2. Using simulation to assess results when there is no structure

The ggscree function in the mulgar package computes PCA on multivariate standard normal samples, to learn what the largest eigenvalue might be when there the covariance between variables is 0.

  1. What is the mean and covariance matrix of a multivariate standard normal distribution?
  1. Simulate a sample of 55 observations from a 7D standard multivariate normal distribution. Compute the sample mean and covariance. (Question: Why 55 observations? Why 7D?)
  1. Compute PCA on your sample, and note the variance of the first PC. How does this compare with variance of the first PC of the women’s track data?

3. Making a lineup plot to assess the dependence between variables

Permutation samples is used to significance assess relationships and importance of variables. Here we will use it to assess the strength of a non-linear relationship.

  1. Generate a sample of data that has a strong non-linear relationship but no correlation, as follows:
set.seed(908)
n <- 205
df <- tibble(x1 = runif(n)-0.5, x2 = x1^2 + rnorm(n)*0.01)

and then use permutation to generate another 19 plots where x1 is permuted. You can do this with the nullabor package as follows:

set.seed(912)
df_l <- lineup(null_permute('x1'), df)

and make all 20 plots as follows:

ggplot(df_l, aes(x=x1, y=x2)) + 
  geom_point() + 
  facet_wrap(~.sample)

Is the data plot recognisably different from the plots of permuted data?

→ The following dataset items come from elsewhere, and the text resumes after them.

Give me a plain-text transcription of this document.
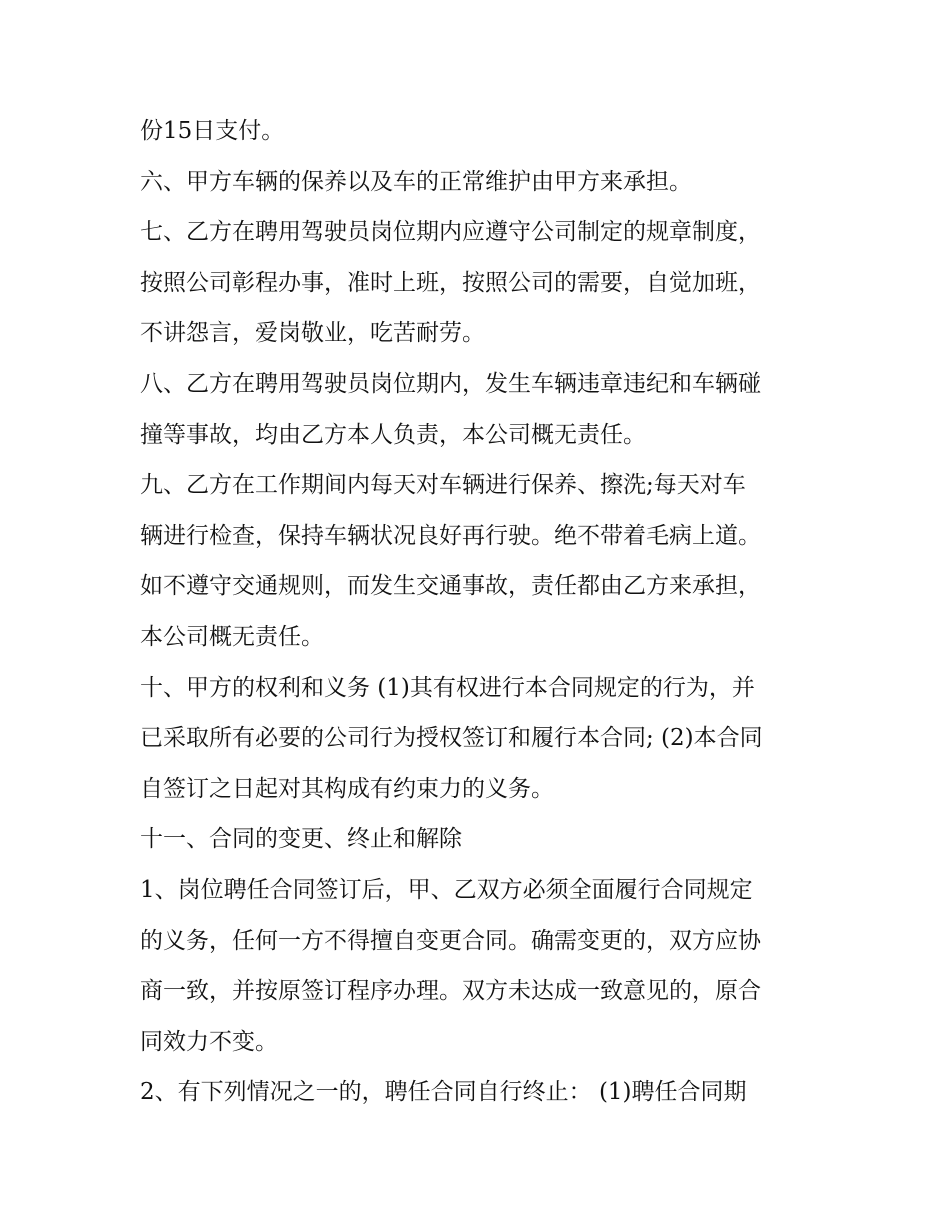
份15日支付。
六、甲方车辆的保养以及车的正常维护由甲方来承担。
七、乙方在聘用驾驶员岗位期内应遵守公司制定的规章制度，
按照公司彰程办事，准时上班，按照公司的需要，自觉加班，
不讲怨言，爱岗敬业，吃苦耐劳。
八、乙方在聘用驾驶员岗位期内，发生车辆违章违纪和车辆碰
撞等事故，均由乙方本人负责，本公司概无责任。
九、乙方在工作期间内每天对车辆进行保养、擦洗;每天对车
辆进行检查，保持车辆状况良好再行驶。绝不带着毛病上道。
如不遵守交通规则，而发生交通事故，责任都由乙方来承担，
本公司概无责任。
十、甲方的权利和义务 (1)其有权进行本合同规定的行为，并
已采取所有必要的公司行为授权签订和履行本合同; (2)本合同
自签订之日起对其构成有约束力的义务。
十一、合同的变更、终止和解除
1、岗位聘任合同签订后，甲、乙双方必须全面履行合同规定
的义务，任何一方不得擅自变更合同。确需变更的，双方应协
商一致，并按原签订程序办理。双方未达成一致意见的，原合
同效力不变。
2、有下列情况之一的，聘任合同自行终止： (1)聘任合同期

  1. Repeat this with a sample simulated with no relationship between the two variables. Can the data be distinguished from the permuted data?

4. Computing \(k\)-folds for cross-validation

For the penguins data, compute 5-fold cross-validation sets, stratified by species.

  1. List the observations in each sample, so that you can see there is no overlap.
  1. Make a scatterplot matrix for each fold, coloured by species. Do the samples look similar?

5. What was the easiest part of this tutorial to understand, and what was the hardest?

👋 Finishing up

Make sure you say thanks and good-bye to your tutor. This is a time to also report what you enjoyed and what you found difficult.